Synthetic-jet actuators have been intensely studied recently. The interest in these devices is elicited by their usefulness in fluid-control applications, including boundary-layer control, combustion control etc. A synthetic-jet actuator is a zero-net-mass-flux device, and is comprised of a diaphragm mounted to enclose a volume of fluid in a cavity. The diaphragm bends sinusoidally, and fluid is periodically absorbed into and ejected from the cavity through an orifice. The outflow entrains the fluid around it and establishes a mean jet flow at a distance from the source. Piezoceramic materials have been used to drive the vibrating diaphragm, where the piezoceramic is glued directly to a silicon diaphragm. In combustion systems, improved turbulent mixing of air and fuel proper can significantly improve efficiency and reduce pollution.

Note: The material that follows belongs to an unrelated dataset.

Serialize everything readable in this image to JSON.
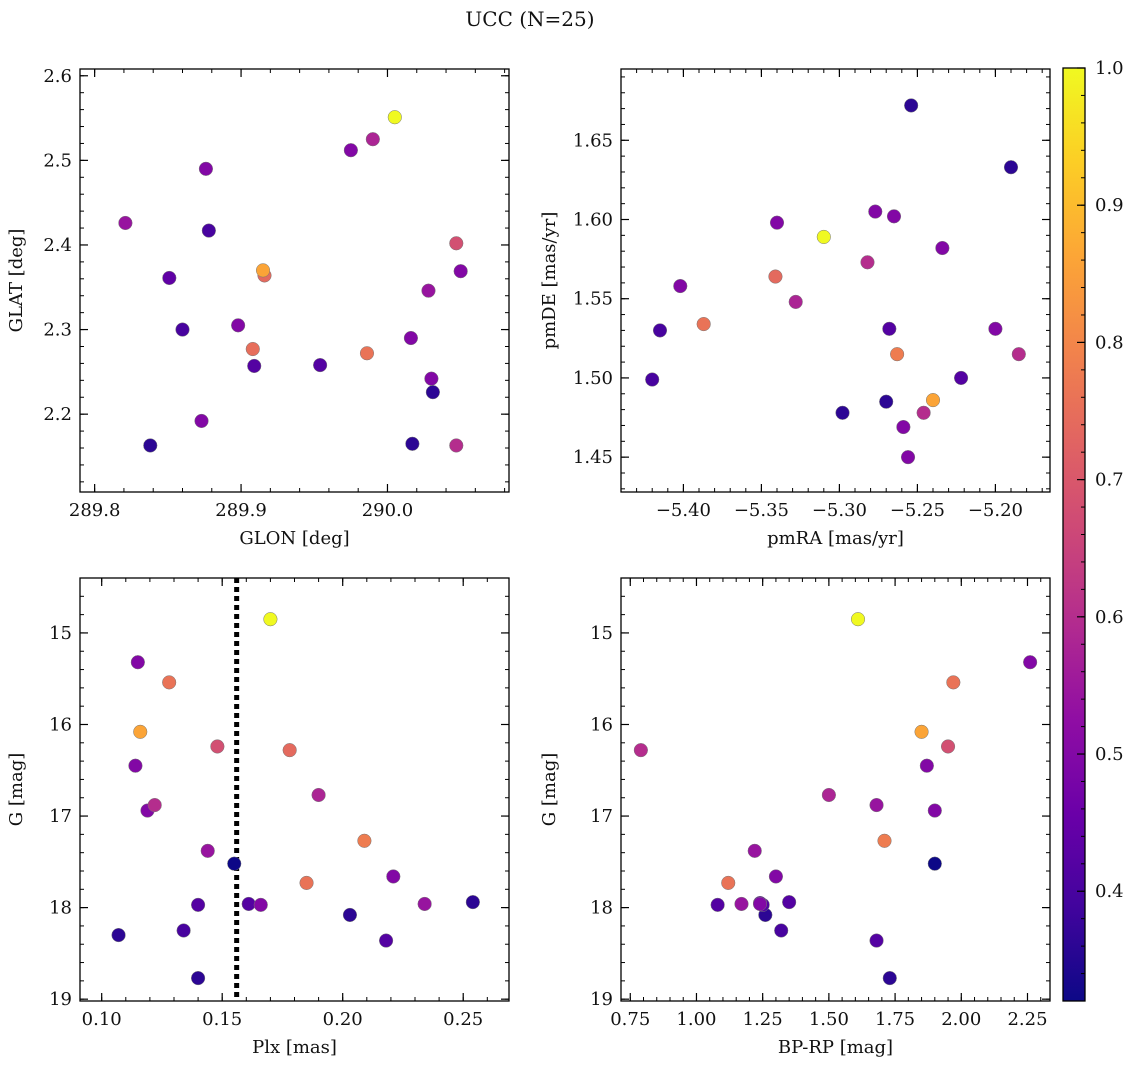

In boundary-layer separation control applications, synthetic-jets are used to improve aerodynamic performance by delaying separation and stall over the airfoil. The current work describes the modeling and design of a single-crystal piezoceramic-driven synthetic-jet actuator, and demonstrates that the efficiency of the actuator increases when single-crystals piezoceramic materials are used instead of the more conventional polycrystalline piezoceramics.